5. Multiplication of matrix
Suppose A and B are two matrices. The matrix multiplication in the usual sense is done by A%*%B, and crossprod(A,B) represents
t(A)%*%B, while tcrossprod(A,B) represents A%*%t(B). Finally, we know through the operation that x%*%A%*%x is a quadratic type.
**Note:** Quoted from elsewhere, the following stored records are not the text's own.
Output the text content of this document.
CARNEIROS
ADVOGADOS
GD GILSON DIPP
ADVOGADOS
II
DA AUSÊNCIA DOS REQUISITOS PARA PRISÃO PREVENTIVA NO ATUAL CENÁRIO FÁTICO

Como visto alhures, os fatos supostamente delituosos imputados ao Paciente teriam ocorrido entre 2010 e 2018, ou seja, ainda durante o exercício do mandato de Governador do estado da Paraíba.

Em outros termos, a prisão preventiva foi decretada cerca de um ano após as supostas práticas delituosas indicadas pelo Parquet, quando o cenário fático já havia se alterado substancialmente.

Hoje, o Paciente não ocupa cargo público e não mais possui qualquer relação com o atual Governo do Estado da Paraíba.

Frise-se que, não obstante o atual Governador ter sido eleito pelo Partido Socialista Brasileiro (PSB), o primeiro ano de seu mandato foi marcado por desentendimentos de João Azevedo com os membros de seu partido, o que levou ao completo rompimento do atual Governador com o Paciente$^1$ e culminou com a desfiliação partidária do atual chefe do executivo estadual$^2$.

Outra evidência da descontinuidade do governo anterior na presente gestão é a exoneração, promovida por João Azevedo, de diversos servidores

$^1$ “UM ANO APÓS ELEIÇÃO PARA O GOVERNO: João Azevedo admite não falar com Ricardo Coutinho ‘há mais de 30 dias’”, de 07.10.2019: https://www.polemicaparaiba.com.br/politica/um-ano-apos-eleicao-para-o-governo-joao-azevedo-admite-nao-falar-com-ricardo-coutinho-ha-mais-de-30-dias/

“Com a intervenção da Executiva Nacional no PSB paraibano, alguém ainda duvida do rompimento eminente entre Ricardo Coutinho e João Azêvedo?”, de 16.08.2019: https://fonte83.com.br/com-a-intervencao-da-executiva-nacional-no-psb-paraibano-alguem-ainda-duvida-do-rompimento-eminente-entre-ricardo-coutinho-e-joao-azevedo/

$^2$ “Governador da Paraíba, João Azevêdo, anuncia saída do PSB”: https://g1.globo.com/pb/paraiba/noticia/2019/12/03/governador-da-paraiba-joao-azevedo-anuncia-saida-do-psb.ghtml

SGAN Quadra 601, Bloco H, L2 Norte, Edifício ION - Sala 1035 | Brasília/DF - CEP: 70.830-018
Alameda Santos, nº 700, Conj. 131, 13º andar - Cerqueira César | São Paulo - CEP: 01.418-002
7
> A=array(1:9,dim=(c(3,3))) > B=array(9:1,dim=(c(3,3))) > A%*%B; [,1] [,2] [,3] [1,] 90 54 18 [2,] 114 69 24 [3,] 138 84 30 > crossprod(A,B)==t(A)%*%B; [,1] [,2] [,3] [1,] TRUE TRUE TRUE [2,] TRUE TRUE TRUE [3,] TRUE TRUE TRUE > tcrossprod(A,B)==A%*%t(B); [,1] [,2] [,3] [1,] TRUE TRUE TRUE [2,] TRUE TRUE TRUE [3,] TRUE TRUE TRUE
6. Generate diagonal matrix and matrix diagonal operation
The function diag() depends on its variable. When v is a vector, diag(v) represents a diagonal matrix with the elements of v as diagonal elements. When M is a matrix, diag(M) represents a vector of elements on the diagonal M. For example,
> v=c(1,4,5); > diag(v); [,1] [,2] [,3] [1,] 1 0 0 [2,] 0 4 0 [3,] 0 0 5 > M=array(1:9,dim=c(3,3)); > diag(M); [1] 1 5 9
7. Solve linear equation systems and find the inverse matrix of the matrix
If you solve the linear equation system Ax=b, its command form is solve(A,b), and find the inverse of matrix A, its command form is solve(A). Suppose the matrix A=t(array(c(1:8,10), dim=c(3,3))), b<-c(1,1,1), then the command to solve the solution x of the equation system Ax=b and find the inverse matrix of matrix A is as follows:
> A=t(array(c(1:8,10),dim=c(3,3))); > b=c(1,1,1); > x=solve(A,b); > x; [1] -1.000000e+00 1.000000e+00 3.806634e-16 > solve(A); [,1] [,2] [,3] [1,] -0.6666667 -1.333333 1 [2,] -0.6666667 3.666667 -2 [3,] 1.0000000 -2.000000 1
8. Find the eigenvalues and eigenvectors of the matrix
The function eigen(Sm) is to find the eigenvalue and eigenvector of the symmetric matrix Sm. The command form is: ev=eigen(Sm), then ev stores the eigenvalue and eigenvector of the symmetric matrix Sm, which is given in the form of a list, where ev$values is a vector composed of the eigenvalue of Sm, and ev$vectors is a matrix composed of the eigenvector of Sm. For example,
> Sm=crossprod(A,A); > ev=eigen(Sm); > ev; $values [1] 303.19533618 0.76590739 0.03875643 $vectors [,1] [,2] [,3] [1,] -0.4646675 0.833286355 0.2995295 [2,] -0.5537546 -0.009499485 -0.8326258 [3,] -0.6909703 -0.552759994 0.4658502
The above is personal experience. I hope you can give you a reference and I hope you can support me more. If there are any mistakes or no complete considerations, I would like to give you advice.